If you think that your math prof would never do a striptease on You Tube, you haven’t met Manil Suri, the gay Indian-American author, University of Maryland, Baltimore County mathematics professor and “New York Times” contributing opinion writer.
Being a tenured prof or a Times contributor would be more than enough on anyone’s plate, yet Suri, 56 has written three acclaimed novels loosely based on the Hindu trinity: “The Death of Vishnu” (2001), “The Age of Shiva” (2008) and “The City of Devi” (2013). “Vishnu” was a Pen/Faulkner Award finalist and “Devi” was a Lambda Literary Award finalist. He lives with his partner in Silver Spring.
Suri was born in Bombay, now known as Mumbai where accommodations are expensive, he says. Middle-class families often rent part of a larger apartment.
In Mumbai, Suri, an only child and his parents shared one room in an apartment with three Muslim families.
“There was one kitchen,” he says. “We shared the toilet. There wasn’t any privacy. The fights were about space, not religion. There was a common entrance to the apartment. It was a cause of great friction.”
His father was a Bollywood music director and his mother was a schoolteacher with a master’s degree in psychology. His parents, now deceased, scrimped and saved so they could sent him to private school.

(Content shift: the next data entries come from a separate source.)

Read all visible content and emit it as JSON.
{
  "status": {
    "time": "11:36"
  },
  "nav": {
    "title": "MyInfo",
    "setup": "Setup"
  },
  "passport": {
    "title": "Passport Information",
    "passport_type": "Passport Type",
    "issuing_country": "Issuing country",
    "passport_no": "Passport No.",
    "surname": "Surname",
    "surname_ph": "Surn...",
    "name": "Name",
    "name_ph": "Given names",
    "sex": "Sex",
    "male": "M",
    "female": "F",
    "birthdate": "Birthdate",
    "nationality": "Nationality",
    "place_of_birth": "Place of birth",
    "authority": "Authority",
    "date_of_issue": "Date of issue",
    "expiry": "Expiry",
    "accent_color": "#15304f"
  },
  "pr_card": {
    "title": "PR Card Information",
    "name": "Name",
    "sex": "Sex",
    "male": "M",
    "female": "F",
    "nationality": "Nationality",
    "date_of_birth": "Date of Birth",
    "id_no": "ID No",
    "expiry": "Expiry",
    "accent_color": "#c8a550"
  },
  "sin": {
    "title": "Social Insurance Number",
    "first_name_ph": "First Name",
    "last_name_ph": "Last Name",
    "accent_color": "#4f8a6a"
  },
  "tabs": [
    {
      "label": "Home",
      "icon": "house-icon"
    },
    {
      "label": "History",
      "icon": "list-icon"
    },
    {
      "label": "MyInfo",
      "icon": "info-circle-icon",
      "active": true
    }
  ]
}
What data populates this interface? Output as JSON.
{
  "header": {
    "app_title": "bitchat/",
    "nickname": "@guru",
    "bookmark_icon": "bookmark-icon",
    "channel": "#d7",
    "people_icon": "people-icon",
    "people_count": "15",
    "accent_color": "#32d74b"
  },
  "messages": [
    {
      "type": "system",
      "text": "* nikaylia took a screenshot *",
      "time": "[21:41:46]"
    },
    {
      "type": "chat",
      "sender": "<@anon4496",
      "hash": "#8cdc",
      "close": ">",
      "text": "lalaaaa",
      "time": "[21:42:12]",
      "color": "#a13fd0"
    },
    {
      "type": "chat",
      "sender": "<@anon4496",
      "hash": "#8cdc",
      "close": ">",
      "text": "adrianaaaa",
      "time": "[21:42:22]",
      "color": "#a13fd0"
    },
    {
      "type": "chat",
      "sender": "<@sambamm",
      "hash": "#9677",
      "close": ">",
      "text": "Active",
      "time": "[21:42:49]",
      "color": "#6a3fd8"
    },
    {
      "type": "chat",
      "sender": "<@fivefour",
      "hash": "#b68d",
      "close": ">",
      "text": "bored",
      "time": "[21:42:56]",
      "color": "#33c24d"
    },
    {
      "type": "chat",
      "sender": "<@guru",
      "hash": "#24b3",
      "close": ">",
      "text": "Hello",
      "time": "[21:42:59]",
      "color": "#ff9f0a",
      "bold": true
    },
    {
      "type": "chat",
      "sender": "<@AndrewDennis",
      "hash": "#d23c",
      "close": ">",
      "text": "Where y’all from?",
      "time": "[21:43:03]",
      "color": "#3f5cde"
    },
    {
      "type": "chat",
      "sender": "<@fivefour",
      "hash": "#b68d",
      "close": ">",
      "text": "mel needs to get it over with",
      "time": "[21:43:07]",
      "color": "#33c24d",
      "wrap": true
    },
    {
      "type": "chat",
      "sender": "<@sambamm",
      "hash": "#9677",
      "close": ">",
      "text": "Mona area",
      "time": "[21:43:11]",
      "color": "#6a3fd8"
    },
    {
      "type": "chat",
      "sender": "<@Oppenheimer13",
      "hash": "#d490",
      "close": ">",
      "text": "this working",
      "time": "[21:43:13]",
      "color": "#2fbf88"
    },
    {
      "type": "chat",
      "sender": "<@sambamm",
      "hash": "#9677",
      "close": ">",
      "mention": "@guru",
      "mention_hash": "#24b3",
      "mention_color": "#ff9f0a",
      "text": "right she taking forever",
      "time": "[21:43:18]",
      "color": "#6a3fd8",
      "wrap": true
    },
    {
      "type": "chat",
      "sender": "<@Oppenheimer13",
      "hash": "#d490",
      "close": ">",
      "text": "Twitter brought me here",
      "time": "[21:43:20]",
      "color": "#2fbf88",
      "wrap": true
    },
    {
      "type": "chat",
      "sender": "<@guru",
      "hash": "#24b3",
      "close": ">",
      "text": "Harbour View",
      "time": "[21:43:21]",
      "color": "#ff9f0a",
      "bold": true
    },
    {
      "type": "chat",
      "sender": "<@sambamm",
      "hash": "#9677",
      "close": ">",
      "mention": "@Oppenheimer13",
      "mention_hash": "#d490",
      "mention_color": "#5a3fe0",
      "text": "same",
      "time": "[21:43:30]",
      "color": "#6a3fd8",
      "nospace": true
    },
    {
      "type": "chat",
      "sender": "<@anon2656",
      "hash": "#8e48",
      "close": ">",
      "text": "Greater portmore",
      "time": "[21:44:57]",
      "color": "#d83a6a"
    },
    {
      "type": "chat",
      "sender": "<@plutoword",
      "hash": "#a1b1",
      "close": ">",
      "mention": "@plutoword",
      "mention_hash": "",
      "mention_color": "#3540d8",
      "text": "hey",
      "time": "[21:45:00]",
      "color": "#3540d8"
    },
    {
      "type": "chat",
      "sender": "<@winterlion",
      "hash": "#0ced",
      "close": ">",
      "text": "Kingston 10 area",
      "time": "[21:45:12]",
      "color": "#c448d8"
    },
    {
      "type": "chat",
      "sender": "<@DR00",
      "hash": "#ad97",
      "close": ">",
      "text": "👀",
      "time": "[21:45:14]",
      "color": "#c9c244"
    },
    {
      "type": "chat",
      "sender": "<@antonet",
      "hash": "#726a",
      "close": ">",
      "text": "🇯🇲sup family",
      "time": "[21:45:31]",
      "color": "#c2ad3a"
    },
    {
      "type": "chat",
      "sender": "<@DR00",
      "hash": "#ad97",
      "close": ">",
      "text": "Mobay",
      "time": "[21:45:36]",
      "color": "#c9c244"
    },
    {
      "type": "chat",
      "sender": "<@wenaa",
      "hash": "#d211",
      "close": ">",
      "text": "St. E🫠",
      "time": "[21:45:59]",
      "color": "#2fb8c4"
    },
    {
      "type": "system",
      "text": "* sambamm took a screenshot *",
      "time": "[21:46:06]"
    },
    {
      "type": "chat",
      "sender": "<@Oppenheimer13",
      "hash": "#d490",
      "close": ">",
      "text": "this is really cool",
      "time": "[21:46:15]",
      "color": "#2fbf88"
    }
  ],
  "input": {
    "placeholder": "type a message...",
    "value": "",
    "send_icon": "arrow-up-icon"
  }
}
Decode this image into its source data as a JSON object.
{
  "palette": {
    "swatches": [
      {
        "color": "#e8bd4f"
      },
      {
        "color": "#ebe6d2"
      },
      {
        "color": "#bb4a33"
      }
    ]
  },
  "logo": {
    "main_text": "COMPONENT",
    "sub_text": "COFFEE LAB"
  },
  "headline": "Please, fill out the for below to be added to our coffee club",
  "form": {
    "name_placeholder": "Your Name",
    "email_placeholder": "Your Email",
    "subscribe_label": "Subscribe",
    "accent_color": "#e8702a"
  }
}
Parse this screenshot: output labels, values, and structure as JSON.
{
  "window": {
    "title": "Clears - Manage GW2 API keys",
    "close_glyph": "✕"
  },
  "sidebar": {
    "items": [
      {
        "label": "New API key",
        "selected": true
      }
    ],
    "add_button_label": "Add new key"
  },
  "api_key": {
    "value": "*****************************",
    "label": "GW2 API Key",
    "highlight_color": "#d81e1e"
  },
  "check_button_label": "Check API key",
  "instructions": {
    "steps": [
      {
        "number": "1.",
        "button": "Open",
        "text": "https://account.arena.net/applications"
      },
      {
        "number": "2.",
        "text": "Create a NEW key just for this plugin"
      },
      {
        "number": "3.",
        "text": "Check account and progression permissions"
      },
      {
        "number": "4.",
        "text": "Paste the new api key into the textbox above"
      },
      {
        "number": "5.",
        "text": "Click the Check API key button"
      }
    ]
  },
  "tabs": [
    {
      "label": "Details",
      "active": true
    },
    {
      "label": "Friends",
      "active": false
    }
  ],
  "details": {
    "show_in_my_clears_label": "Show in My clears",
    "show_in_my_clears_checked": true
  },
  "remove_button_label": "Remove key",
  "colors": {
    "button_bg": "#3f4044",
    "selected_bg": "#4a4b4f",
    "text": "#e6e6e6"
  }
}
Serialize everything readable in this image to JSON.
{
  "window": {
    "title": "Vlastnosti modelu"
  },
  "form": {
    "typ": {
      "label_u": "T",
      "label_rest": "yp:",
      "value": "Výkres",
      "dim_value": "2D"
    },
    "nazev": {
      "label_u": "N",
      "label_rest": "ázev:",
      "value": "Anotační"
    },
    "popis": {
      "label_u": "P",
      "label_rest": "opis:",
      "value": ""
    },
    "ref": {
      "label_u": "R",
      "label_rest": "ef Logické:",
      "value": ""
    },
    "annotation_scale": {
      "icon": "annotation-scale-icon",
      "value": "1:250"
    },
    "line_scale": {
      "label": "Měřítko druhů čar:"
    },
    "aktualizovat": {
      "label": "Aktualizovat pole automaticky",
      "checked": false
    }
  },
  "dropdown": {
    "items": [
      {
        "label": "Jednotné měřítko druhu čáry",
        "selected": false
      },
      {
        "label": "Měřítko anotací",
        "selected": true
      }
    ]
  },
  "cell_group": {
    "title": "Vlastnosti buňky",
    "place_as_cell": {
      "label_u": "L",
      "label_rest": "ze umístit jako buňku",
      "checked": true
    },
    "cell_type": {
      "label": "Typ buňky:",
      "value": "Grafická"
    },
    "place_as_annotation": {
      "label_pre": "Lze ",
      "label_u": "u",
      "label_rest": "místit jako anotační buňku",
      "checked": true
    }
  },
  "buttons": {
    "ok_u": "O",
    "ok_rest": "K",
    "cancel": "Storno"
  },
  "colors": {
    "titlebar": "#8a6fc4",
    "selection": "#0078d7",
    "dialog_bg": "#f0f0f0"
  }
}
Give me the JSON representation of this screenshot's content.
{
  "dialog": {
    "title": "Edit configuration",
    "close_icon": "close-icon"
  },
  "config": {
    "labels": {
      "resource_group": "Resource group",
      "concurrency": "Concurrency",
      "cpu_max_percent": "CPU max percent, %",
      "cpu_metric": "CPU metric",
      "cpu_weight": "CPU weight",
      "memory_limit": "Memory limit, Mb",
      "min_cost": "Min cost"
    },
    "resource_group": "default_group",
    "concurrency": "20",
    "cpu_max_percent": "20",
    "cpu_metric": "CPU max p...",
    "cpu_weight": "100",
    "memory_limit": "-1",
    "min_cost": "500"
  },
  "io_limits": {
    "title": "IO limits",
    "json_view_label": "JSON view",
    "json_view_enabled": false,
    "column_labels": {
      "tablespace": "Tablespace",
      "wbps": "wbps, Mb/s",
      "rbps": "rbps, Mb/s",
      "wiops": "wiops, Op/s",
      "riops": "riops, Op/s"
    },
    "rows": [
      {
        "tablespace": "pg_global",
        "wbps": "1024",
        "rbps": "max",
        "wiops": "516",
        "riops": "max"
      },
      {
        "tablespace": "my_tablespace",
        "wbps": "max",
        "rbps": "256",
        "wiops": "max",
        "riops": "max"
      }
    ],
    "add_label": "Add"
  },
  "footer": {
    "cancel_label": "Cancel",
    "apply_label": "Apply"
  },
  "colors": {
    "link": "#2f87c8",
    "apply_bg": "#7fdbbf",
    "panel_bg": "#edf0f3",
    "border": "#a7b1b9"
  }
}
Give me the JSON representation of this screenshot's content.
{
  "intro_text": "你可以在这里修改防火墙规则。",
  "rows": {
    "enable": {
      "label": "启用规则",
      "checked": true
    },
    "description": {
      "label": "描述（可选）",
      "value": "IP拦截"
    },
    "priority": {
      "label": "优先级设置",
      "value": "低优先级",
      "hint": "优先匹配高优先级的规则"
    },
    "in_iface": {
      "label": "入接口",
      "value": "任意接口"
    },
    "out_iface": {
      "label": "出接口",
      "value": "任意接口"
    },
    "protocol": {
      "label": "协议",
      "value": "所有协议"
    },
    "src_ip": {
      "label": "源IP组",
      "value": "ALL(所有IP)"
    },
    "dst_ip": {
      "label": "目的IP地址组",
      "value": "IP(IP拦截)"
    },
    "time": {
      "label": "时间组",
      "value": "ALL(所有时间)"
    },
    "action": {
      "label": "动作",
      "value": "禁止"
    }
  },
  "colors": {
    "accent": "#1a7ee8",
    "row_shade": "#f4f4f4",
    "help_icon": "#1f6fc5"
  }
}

“Public schools in India aren’t good,” Suri says. “You only go to them if you’re very poor.”
When Suri was young, he wouldn’t have predicted that he would go into math or writing. He was interested in science and also used to paint. His main hobby was collecting Bollywood posters.
Movies had a big impact on him. Years later, he performed a sexy Bollywood dance at the Brooklyn Book Festival in 2008.
“‘Oh, my God, that’s the guy who taught me calculus,’ one of my students commented when he saw me dance on You Tube,” Suri says.
When he was growing up, movies were the main form of entertainment.
“We only started getting TV when I was in fifth or sixth grade,” he says. “It was awful.”
Suri got a poster of “Star Wars” when it came out and says Hollywood movies just started becoming popular in India toward the end of his time there.
When he was about 12, Suri had his first conversation about what it means to be queer with his mother. He was told that, “everyone is supposed to go through a homosexual phase and then go into a heterosexual phase,” he says. “I went through this phase. I didn’t feel any guilt. I just felt it was natural. I felt I’d grow out of it, but I’m still waiting,” he says.
It was a key factor in his decision to come to the U.S. at age 20 to study math. He eventually earned a Ph.D. in applied mathematics from Carnegie-Melon University.
“In Bombay, there was a lack of privacy,” he says. “I didn’t have anyone I could to talk to who was gay.”
He felt no culture shock.
“This place just fit me so much better,” he says. “I loved Hollywood movies. I read Mad magazine. I felt so much at home.”
It’s not that STEM (science, technology, engineering and math) fields are homophobic, Suri says.
“It’s just that personal things don’t get discussed. I worry that in STEM fields there aren’t enough visible LGBT role models as there are in other fields like the theater, the arts,” he says.
For many years, writing was just a hobby for Suri. He’d write short stories, but not put much effort into it. His first published short story, appeared in “an obscure journal in Bulgaria.”
In Provincetown, Mass., at a writers conference in 1997, Michael Cunningham encouraged Suri to finish “The Death of Vishnu,” of which he’d written only a couple of chapters.
“He told me, ‘You are a writer.’ For the first time I wasn’t just a man with a hobby.”